It is of course a brilliant feeling, and one I hope, of course, will last for many decades to come. it is also an honour, and an opportunity I never thought would come my way. Like many other things, however, it is also a very long-drawn-out process, with large periods of nothingness. That's where the anti-climax hits, doubts start to gnaw at the edge of your consciousness and having an imagination becomes a curse: what if they've lost interest in my book; what if this whole digital-first-venture-for-new-authors thing isn't working out for them; what if they don't have enough pairs of hands to handle all the work and rush my book out unprepared; what if they just keep pushing back the date and it never gets published...
Then you give yourself a kick up the arse (which is necessary, but embarrassing if your kids catch you doing it) and knock yourself back to real life.
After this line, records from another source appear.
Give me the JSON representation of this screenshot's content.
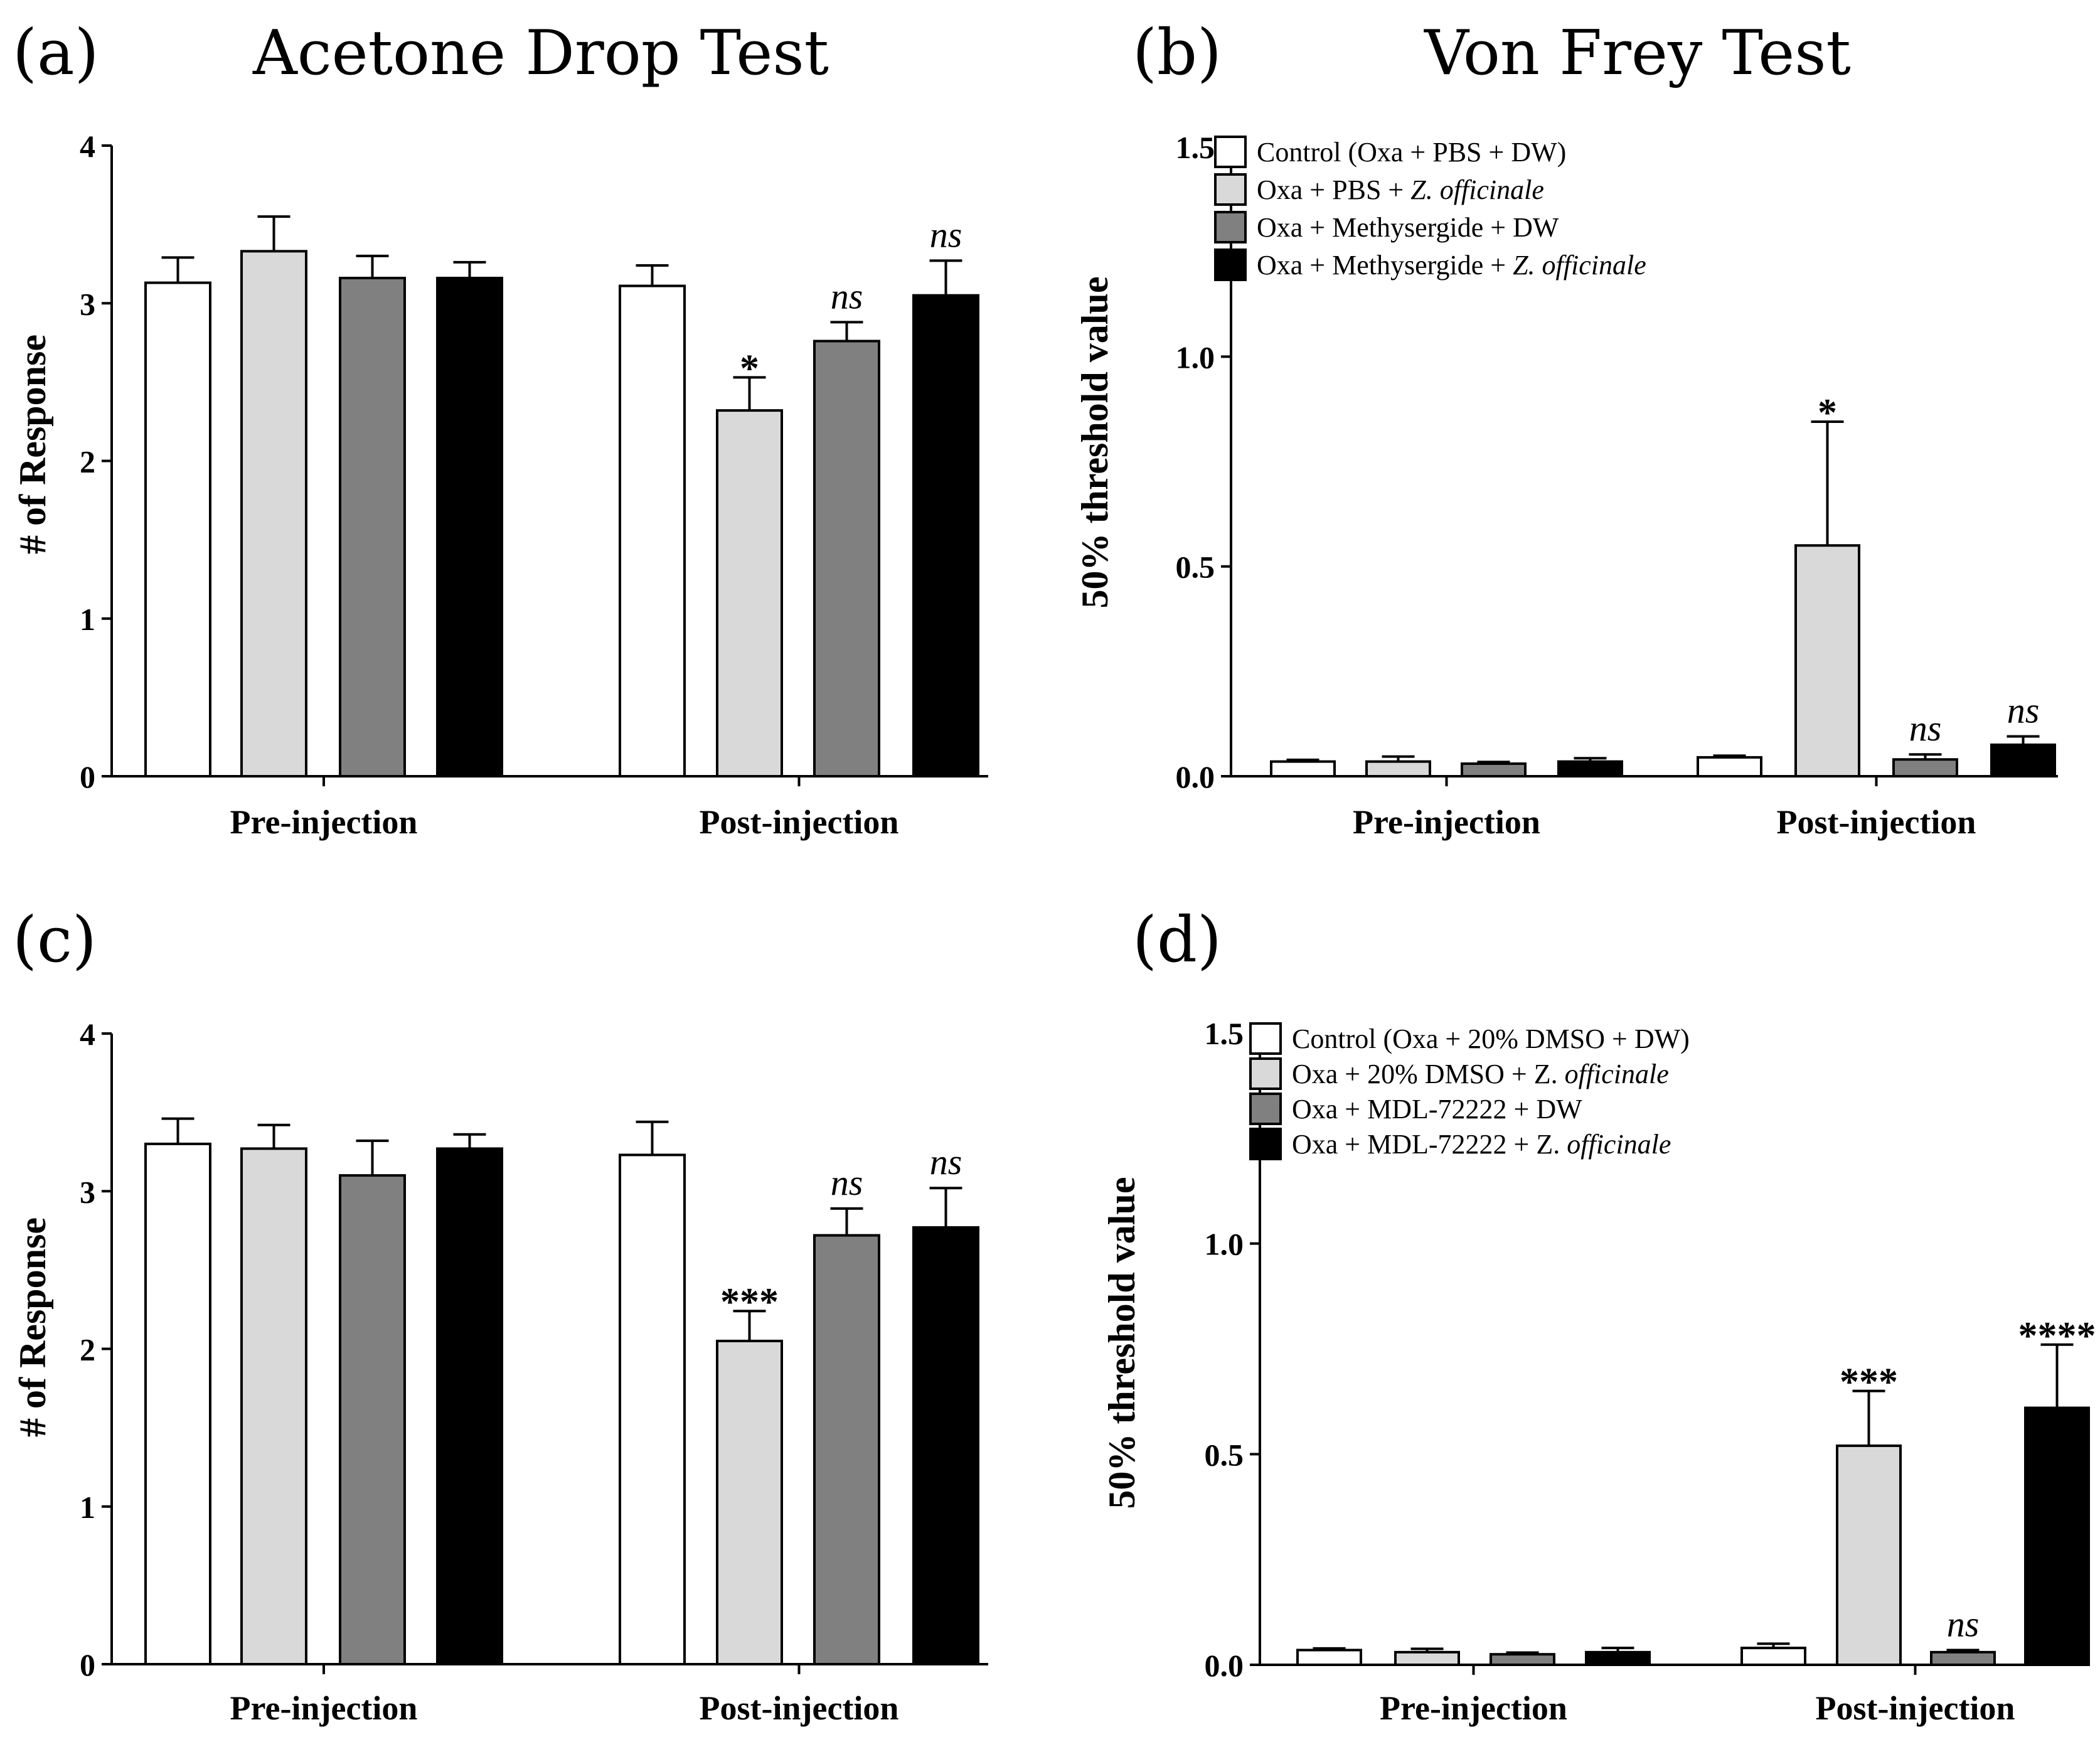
{
  "colors": {
    "axis": "#000000",
    "control": "#ffffff",
    "zingiber": "#d9d9d9",
    "antagonist": "#808080",
    "combo": "#000000",
    "outline": "#000000"
  },
  "chart_data": [
    {
      "id": "a",
      "type": "bar",
      "panel_label": "(a)",
      "title": "Acetone Drop Test",
      "ylabel": "# of Response",
      "xlabel": "",
      "ylim": [
        0,
        4
      ],
      "yticks": [
        "0",
        "1",
        "2",
        "3",
        "4"
      ],
      "categories": [
        "Pre-injection",
        "Post-injection"
      ],
      "legend": null,
      "series": [
        {
          "name": "Control (Oxa + PBS + DW)",
          "values": [
            3.13,
            3.11
          ],
          "errors": [
            0.16,
            0.13
          ],
          "labels": [
            "",
            ""
          ]
        },
        {
          "name": "Oxa + PBS + Z. officinale",
          "values": [
            3.33,
            2.32
          ],
          "errors": [
            0.22,
            0.21
          ],
          "labels": [
            "",
            "*"
          ]
        },
        {
          "name": "Oxa + Methysergide + DW",
          "values": [
            3.16,
            2.76
          ],
          "errors": [
            0.14,
            0.12
          ],
          "labels": [
            "",
            "ns"
          ]
        },
        {
          "name": "Oxa + Methysergide + Z. officinale",
          "values": [
            3.16,
            3.05
          ],
          "errors": [
            0.1,
            0.22
          ],
          "labels": [
            "",
            "ns"
          ]
        }
      ]
    },
    {
      "id": "b",
      "type": "bar",
      "panel_label": "(b)",
      "title": "Von Frey Test",
      "ylabel": "50% threshold value",
      "xlabel": "",
      "ylim": [
        0,
        1.5
      ],
      "yticks": [
        "0.0",
        "0.5",
        "1.0",
        "1.5"
      ],
      "categories": [
        "Pre-injection",
        "Post-injection"
      ],
      "legend": [
        {
          "parts": [
            "Control (Oxa + PBS + DW)"
          ]
        },
        {
          "parts": [
            "Oxa + PBS + ",
            "Z. officinale"
          ]
        },
        {
          "parts": [
            "Oxa + Methysergide + DW"
          ]
        },
        {
          "parts": [
            "Oxa + Methysergide + ",
            " Z. officinale"
          ]
        }
      ],
      "series": [
        {
          "name": "Control (Oxa + PBS + DW)",
          "values": [
            0.035,
            0.045
          ],
          "errors": [
            0.004,
            0.004
          ],
          "labels": [
            "",
            ""
          ]
        },
        {
          "name": "Oxa + PBS + Z. officinale",
          "values": [
            0.035,
            0.55
          ],
          "errors": [
            0.012,
            0.295
          ],
          "labels": [
            "",
            "*"
          ]
        },
        {
          "name": "Oxa + Methysergide + DW",
          "values": [
            0.03,
            0.04
          ],
          "errors": [
            0.004,
            0.012
          ],
          "labels": [
            "",
            "ns"
          ]
        },
        {
          "name": "Oxa + Methysergide + Z. officinale",
          "values": [
            0.035,
            0.075
          ],
          "errors": [
            0.008,
            0.02
          ],
          "labels": [
            "",
            "ns"
          ]
        }
      ]
    },
    {
      "id": "c",
      "type": "bar",
      "panel_label": "(c)",
      "title": "",
      "ylabel": "# of Response",
      "xlabel": "",
      "ylim": [
        0,
        4
      ],
      "yticks": [
        "0",
        "1",
        "2",
        "3",
        "4"
      ],
      "categories": [
        "Pre-injection",
        "Post-injection"
      ],
      "legend": null,
      "series": [
        {
          "name": "Control (Oxa + 20% DMSO + DW)",
          "values": [
            3.3,
            3.23
          ],
          "errors": [
            0.16,
            0.21
          ],
          "labels": [
            "",
            ""
          ]
        },
        {
          "name": "Oxa + 20% DMSO + Z. officinale",
          "values": [
            3.27,
            2.05
          ],
          "errors": [
            0.15,
            0.19
          ],
          "labels": [
            "",
            "***"
          ]
        },
        {
          "name": "Oxa + MDL-72222 + DW",
          "values": [
            3.1,
            2.72
          ],
          "errors": [
            0.22,
            0.17
          ],
          "labels": [
            "",
            "ns"
          ]
        },
        {
          "name": "Oxa + MDL-72222 + Z. officinale",
          "values": [
            3.27,
            2.77
          ],
          "errors": [
            0.09,
            0.25
          ],
          "labels": [
            "",
            "ns"
          ]
        }
      ]
    },
    {
      "id": "d",
      "type": "bar",
      "panel_label": "(d)",
      "title": "",
      "ylabel": "50% threshold value",
      "xlabel": "",
      "ylim": [
        0,
        1.5
      ],
      "yticks": [
        "0.0",
        "0.5",
        "1.0",
        "1.5"
      ],
      "categories": [
        "Pre-injection",
        "Post-injection"
      ],
      "legend": [
        {
          "parts": [
            "Control (Oxa + 20% DMSO + DW)"
          ]
        },
        {
          "parts": [
            "Oxa + 20% DMSO + Z. ",
            "officinale"
          ]
        },
        {
          "parts": [
            "Oxa + MDL-72222 + DW"
          ]
        },
        {
          "parts": [
            "Oxa + MDL-72222 + Z. ",
            "officinale"
          ]
        }
      ],
      "series": [
        {
          "name": "Control (Oxa + 20% DMSO + DW)",
          "values": [
            0.035,
            0.04
          ],
          "errors": [
            0.004,
            0.01
          ],
          "labels": [
            "",
            ""
          ]
        },
        {
          "name": "Oxa + 20% DMSO + Z. officinale",
          "values": [
            0.03,
            0.52
          ],
          "errors": [
            0.008,
            0.13
          ],
          "labels": [
            "",
            "***"
          ]
        },
        {
          "name": "Oxa + MDL-72222 + DW",
          "values": [
            0.025,
            0.03
          ],
          "errors": [
            0.004,
            0.005
          ],
          "labels": [
            "",
            "ns"
          ]
        },
        {
          "name": "Oxa + MDL-72222 + Z. officinale",
          "values": [
            0.03,
            0.61
          ],
          "errors": [
            0.01,
            0.15
          ],
          "labels": [
            "",
            "****"
          ]
        }
      ]
    }
  ]
}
The reality is that publishers are extremely busy people, and the bigger the publisher, the bigger the authors they are working with. They are also a business, and time must be spent most where the biggest earning potential lies. It's fair enough - if I ever hit the dizzy heights of best-sellerdom, I'd think it strange if a brand-new author received the same marketing support and prioritised attention as i did, so i can't find it any less strange when I am that brand-new author.
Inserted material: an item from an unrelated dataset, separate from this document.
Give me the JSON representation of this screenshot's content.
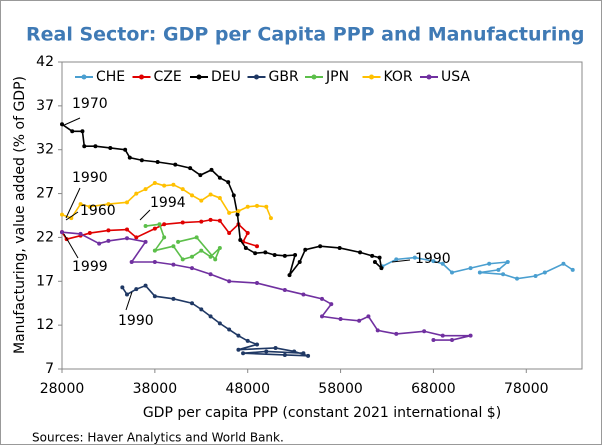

So I have to wait my turn, and fit into their schedule. I remind myself occasionally (the occasion being "every morning", to be honest) how brilliant it is to be in their schedule, but as I said, there are still the periods of radio silence that do stretch a bit. And that is where the little things come in.
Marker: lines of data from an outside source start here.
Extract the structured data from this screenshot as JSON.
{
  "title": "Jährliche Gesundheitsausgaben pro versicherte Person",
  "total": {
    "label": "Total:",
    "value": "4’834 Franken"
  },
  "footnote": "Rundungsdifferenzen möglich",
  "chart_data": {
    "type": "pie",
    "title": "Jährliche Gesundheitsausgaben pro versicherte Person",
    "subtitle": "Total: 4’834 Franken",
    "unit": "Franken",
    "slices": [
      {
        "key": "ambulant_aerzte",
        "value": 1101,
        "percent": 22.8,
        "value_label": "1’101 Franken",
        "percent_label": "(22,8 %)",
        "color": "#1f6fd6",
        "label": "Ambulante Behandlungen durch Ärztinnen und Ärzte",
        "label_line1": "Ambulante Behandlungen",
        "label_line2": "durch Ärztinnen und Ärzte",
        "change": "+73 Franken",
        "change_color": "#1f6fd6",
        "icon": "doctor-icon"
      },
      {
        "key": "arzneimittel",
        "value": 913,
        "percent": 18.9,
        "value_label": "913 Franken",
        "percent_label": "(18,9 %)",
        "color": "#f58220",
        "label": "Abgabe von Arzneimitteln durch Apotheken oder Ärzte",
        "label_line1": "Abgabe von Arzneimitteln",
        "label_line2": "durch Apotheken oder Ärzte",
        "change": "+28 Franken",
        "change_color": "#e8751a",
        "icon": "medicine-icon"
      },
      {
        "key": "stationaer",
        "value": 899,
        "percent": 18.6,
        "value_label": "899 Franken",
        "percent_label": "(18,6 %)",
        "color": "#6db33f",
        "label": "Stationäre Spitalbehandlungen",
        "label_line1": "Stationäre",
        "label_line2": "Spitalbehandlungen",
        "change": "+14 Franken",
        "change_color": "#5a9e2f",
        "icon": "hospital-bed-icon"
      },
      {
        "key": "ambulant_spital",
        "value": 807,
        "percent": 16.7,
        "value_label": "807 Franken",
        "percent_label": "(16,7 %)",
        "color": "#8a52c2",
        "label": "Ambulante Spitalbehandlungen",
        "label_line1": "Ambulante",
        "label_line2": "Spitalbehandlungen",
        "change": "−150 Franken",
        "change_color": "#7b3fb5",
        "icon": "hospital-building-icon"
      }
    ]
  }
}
These are the things that seem trivial, or a courtesy, or a comment in passing to those who dish them out, but mean so much in keeping a new author's spirits up.
Like being asked to speak to the Rotary Club of Hamilton about my experience in being offered a publishing contract.
Like being approached after that talk by a man who revealed himself to be a big fantasy fan and who said my storyline reminded him of one of my heroes, David Gemmell (oh, the experience of being mentioned in the same breath).
Like the old friend who I hadn't seen for years who turns out to be another big fantasy fan, saw a story about me in the local paper, looked up my website and became the very first person to sign up for my mailing list.
Like the local press who have been so supportive.
Like the email I received from Voyager that was short and to the point but had such a lovely tone that it brightened up an otherwise dark morning.
Like the people who stop in a corridor at work to ask about my book.
Like my wife, who is anything but a fantasy fan and who is as brutally honest as only a spouse can be, reading the synopses for books 2 and 3 and saying she really, really liked them.
Like superstar Bernard Cornwell finding the time and understanding, when he would have a million other things to do, to reply to my email seeking advice on agents with courtesy and care.
Like my colleague and friend who took care of my photography needs with such willingness, expertise and patience.
Like my family members who, out of the blue, contact me to say they can't wait for the book to come out.
Like so many others who did or said something that they thought was run-of-the mill but which meant so much to me.
I know, I know, this sounds like an Oscars acceptance speech or the acknowledgements page in a book, but while I am grateful for all of this, it is not so much in the grand scheme of things but more for the specific way they all picked up my spirits and kept me going in those moments. And probably without realising they were doing so.
For being a writer can be a nerve-wracking experience. Like, I guess, anyone in a creative field, you just do what you think is good and then put it out there for others to directly judge whether they like it or not - and you have no idea until they do judge it which way they are going to go.
So if the overall journey is a rollercoaster ride, it is these little things that keep you in your seat. And I really am grateful to all the people who have, in this way, kept me buckled in!